Thursday 3 January 2013

New Paper: What is Freedom For?

Leslie Green asks What is Freedom for? Answer:
    Two conceptions of the value of political freedom are popular. According to one, freedom serves autonomy, creating one's own path through life. According to the other, freedom serves authenticity, keeping faith with an identity one did not choose. This paper bridges the gap between these views in several ways. It shows that autonomy embraces some of the unchosen aspects of life that authenticity stresses, and that authenticity is consistent with scope for choice within an unchosen identity.
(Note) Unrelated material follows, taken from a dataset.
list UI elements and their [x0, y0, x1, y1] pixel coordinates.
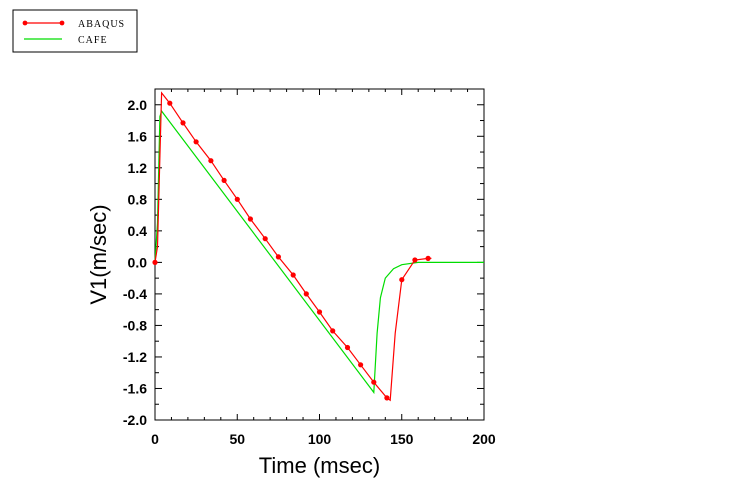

It is also shows that both views share a stake in a neglected value, self-knowledge. Partisans of authenticity cannot keep faith with their identity if they do not know what it truly is. Partisans of autonomy cannot choose a path in life without knowing what the options are for them, and these options can be affected instrumentally and constitutively by their identity, which they therefore have a stake in knowing. Of course, there can be more than one sound argument in favor of freedom. But contrary to what many suppose, autonomy and authenticity are complementary, not competing, in making that case. The differences between them are matters of nuance and degree.
Interesting. We see the term freedom used fairly frequently in tax policy debate--certainly, freedom is a concept that animates the anti-tax crowd. Murphy & Nagel did the best work, I think, in showing the unstated assumptions and flawed thinking that goes in to seeing taxation as an affront to freedom; this paper seems to complement that work.